Comcast Ventures Managing Director Gil Beyda agrees. Beyda, a former software engineer, says that blockchain crept into his consciousness a few years ago, and he's witnessed the birth pangs that felt similar to those of the internet in the pre-dot com bubble era. "All those failed companies and scams formed a sort of compost, and out of that we got companies like Google and Facebook and Amazon," Beyda says. In January 2018, Beyda directed $250,000 to an accelerator program that offers assistance to blockchain startups, along with an investment in a fund of funds focused on blockchain tech.

Beyda, too, has seen that media distribution is ripe for disruption. "We decided to double down and make a number of investments in blockchain at the same time we're interfacing with various business units trying to understand the real-world applications," he says.

Given that Comcast is a distributor, is Beyda concerned about disrupting the mothership? "It's important for us to understand how this new technology might affect us, how it might allow us to use this business model," he says.

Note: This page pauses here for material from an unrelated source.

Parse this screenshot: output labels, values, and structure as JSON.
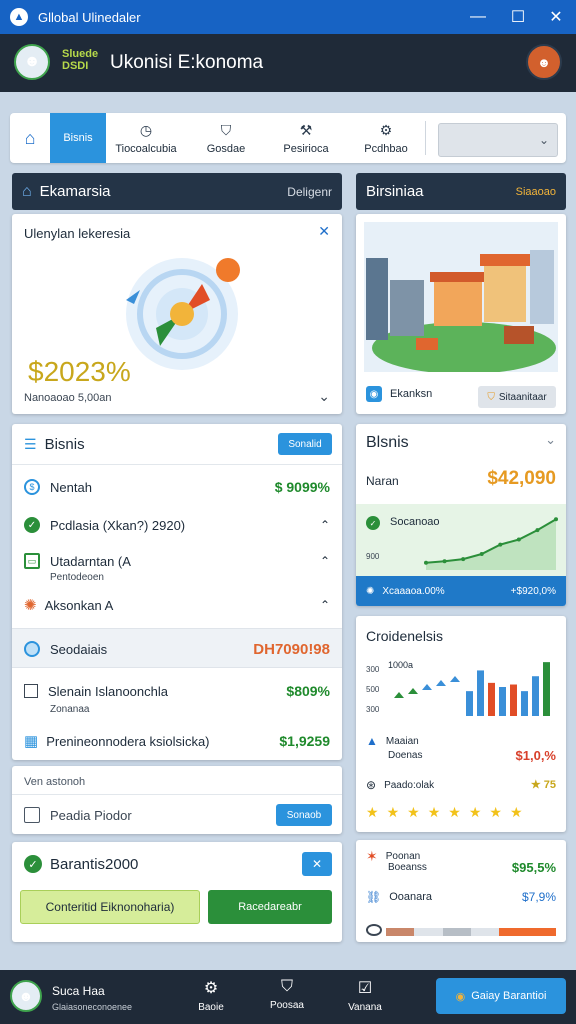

Advertising is one of the more crucial segments in which blockchain tech can theoretically not just solve the issue of mistrust between ad buyers and sellers, but also make these transactions more efficient.

There are two components to blockchain use in TV advertising: audience targeting and verification. The targeting involves anonymized data that is secured using blockchain. The verification process uses the same principles as cryptocurrency, ensuring that the data that says a certain number of people watched something is accurate.

However, Nielsen ratings still serve the function a blockchain would. And current consensus says they'll continue to do so for a while yet, as large-scale implementation across corporate entities always take time. "Their scale is so large that they have to get it right as often as they can," says Larry Gerbrandt, who is now chief strategy officer at AlphaNetworks after a lengthy career at Kagan World Media and, before that, Nielsen. "They're often perceived as late adopters. That's not the case—they're cautious adopters. They don't want to launch something on a standard that winds up being quickly a dead end. They tend to let the technologies mature a bit."

Shapiro draws an analogy to the early days of streaming TV. "What happened when TV started streaming was creators could create shows based on people watching every single episode," he says. "It seems kind of crazy that this new technology that feels weird and alien in some ways would completely change the nature of the business."

The same could be true of blockchain. "It's hard to describe the future when it's still the future," Shapiro says.